La rentrée des étudiants.

La rentrée, un stress pour plusieurs

CHRONIQUE / Même si le moment semble banal et passe comme du beurre dans la poêle pour plusieurs, l’événement de la rentrée est parfois un stress autant pour les enfants que les adolescents, les parents ou les enseignants.

Quelles sont les questions qui se posent chez les tout-petits de la maternelle qui quittent un CPE ou les doux bras de leur maman pour être catapultés, bien souvent contre leur gré, dans de si grandes écoles ? Vais-je retrouver mon chemin ? Aurai-je un lunch aussi « hot » que celui des autres ? Serai-je capable de ne pas me tromper d’autobus ? De ne pas perdre mes mitaines ? Est-ce que j’aurai des amis ?

Les jeunes plus âgés sont inquiets. Aurai-je encore tel ou tel ami dans ma classe ? Qui sera mon prof ? Madame Manon ou monsieur Alain ? Aurai-je encore autant de difficulté en mathématiques ? Serai-je encore inondé de devoirs et de leçons ? Est-ce que je serai toujours et encore le dernier qui sera choisi en éduc ?

Certains des plus vieux se demandent s’ils vivront une autre année cauchemardesque ? Si les intimidateurs seront les mêmes ? S’ils passeront leurs cours ? S’ils auront les mêmes profs que leurs amis ? Si leurs parents exigeront encore des notes plus élevées que la moyenne ? Ils sont inquiets. Ils n’en dorment pas la nuit.

Les papas et les mamans sont parfois inquiets quant à leur budget. Ma fille aura-t-elle d’aussi beaux vêtements que les autres ? Mon fils pourra-t-il pratiquer les mêmes sports ? Disposerai-je des sous nécessaires pour bien les outiller, les nourrir, les faire évoluer au même rythme que les autres ? Pour les profs, comme chaque année, ils sont préoccupés par ce qu’ils recevront comme tâche, comme nombre d’élèves par classe, comme horaire toujours plus horrible ! D’une question à l’autre, même si certains aiment tout simplement la rentrée, de nombreuses inquiétudes sont inévitablement soulevées.

Pour les parents des enfants qui vont cogner aux portes de la maternelle et qui sont soucieux de bien faire accepter la rentrée, il est conseillé d’inscrire leur p’tit loup à un camp ou à des activités de loisir offertes par leur municipalité. L’enfant connaîtra alors d’autres enfants qui seront dans la même école que lui. Ainsi, quand il entrera dans l’école, il identifiera des visages connus pendant l’été et il aura appris à se tremper dans un « bain de foule » en dehors de sa famille.

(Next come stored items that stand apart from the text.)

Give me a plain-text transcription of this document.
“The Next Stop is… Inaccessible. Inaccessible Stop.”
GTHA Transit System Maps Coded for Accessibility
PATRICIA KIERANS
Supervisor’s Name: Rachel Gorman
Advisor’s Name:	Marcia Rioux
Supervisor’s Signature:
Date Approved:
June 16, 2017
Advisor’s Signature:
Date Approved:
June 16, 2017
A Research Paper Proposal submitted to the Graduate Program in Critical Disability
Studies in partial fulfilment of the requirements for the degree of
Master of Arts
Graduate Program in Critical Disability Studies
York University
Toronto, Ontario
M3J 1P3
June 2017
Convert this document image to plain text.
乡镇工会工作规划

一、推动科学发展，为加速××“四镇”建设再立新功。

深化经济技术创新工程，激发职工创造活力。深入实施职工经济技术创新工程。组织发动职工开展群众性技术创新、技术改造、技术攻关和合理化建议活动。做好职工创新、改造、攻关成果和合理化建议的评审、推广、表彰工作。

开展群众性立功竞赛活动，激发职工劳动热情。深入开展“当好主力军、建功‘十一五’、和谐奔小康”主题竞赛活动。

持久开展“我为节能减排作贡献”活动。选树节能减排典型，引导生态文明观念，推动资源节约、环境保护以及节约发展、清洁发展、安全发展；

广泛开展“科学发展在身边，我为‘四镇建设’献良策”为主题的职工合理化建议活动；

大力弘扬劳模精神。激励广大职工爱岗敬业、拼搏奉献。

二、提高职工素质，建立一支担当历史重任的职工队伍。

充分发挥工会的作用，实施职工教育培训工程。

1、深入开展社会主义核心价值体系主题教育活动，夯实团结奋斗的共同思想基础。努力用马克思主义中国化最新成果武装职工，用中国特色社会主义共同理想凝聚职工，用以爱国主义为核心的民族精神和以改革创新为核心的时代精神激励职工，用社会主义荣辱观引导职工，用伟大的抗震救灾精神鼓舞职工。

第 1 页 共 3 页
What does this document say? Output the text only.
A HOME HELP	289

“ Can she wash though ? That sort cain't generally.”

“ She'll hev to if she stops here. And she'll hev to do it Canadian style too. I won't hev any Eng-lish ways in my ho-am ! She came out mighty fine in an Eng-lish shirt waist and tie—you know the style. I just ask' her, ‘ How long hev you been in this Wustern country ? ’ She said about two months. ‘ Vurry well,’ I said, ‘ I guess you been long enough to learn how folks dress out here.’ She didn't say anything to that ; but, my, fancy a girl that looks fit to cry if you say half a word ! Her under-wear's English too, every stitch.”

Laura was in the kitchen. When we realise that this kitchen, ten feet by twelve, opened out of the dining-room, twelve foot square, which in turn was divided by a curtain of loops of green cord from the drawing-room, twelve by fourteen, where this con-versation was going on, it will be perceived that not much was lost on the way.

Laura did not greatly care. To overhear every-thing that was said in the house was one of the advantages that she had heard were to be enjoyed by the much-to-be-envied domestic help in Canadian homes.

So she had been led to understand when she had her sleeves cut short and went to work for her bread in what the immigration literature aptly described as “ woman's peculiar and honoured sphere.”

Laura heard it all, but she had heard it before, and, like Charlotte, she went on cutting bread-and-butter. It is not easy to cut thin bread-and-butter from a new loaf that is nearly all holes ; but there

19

La transition du primaire au secondaire n’est pas nécessairement évidente. Même si les élèves de sixième année ont déjà visité l’école secondaire, des craintes relatives à l’autonomie subsistent. Arriverai-je à l’heure à mes cours ? Aurai-je le bon matériel ? Est-ce que les cours sont difficiles ? Le mieux à faire pour les parents des jeunes de cet âge est de faire en sorte qu’ils se sentent capables. Il faut aussi inciter les jeunes à ne pas avoir peur d’aller questionner les membres du personnel de leur future école secondaire.

Bien sûr, avec un rôle capital à jouer, les papas et mamans qui sauront bien organiser les horaires et imposer une saine routine auront la formule gagnante. S’ils sont stressés eux aussi, ils ne doivent pas inoculer ce stress à leurs enfants. Les heures de dodo, les essentiels déjeuners, les devoirs, les sacs d’école, les lunchs, les vêtements ; tout doit être classé et les règles doivent être honorées au doigt et à l’œil.

Il faut que la rentrée soit un événement agréable, important et attendu. Il ne faut pas que ce moment soit comparable à un coup de poignard dans la beauté des vacances, un coup qui annonce une année d’enfer. Il faut que les parents et leurs enfants perçoivent le retour à l’école comme un moment magique où de grandes richesses, comme la Belle au bois dormant, n’attendent que d’être extirpées de leur sommeil pour venir habiter un nouvel esprit en devenir.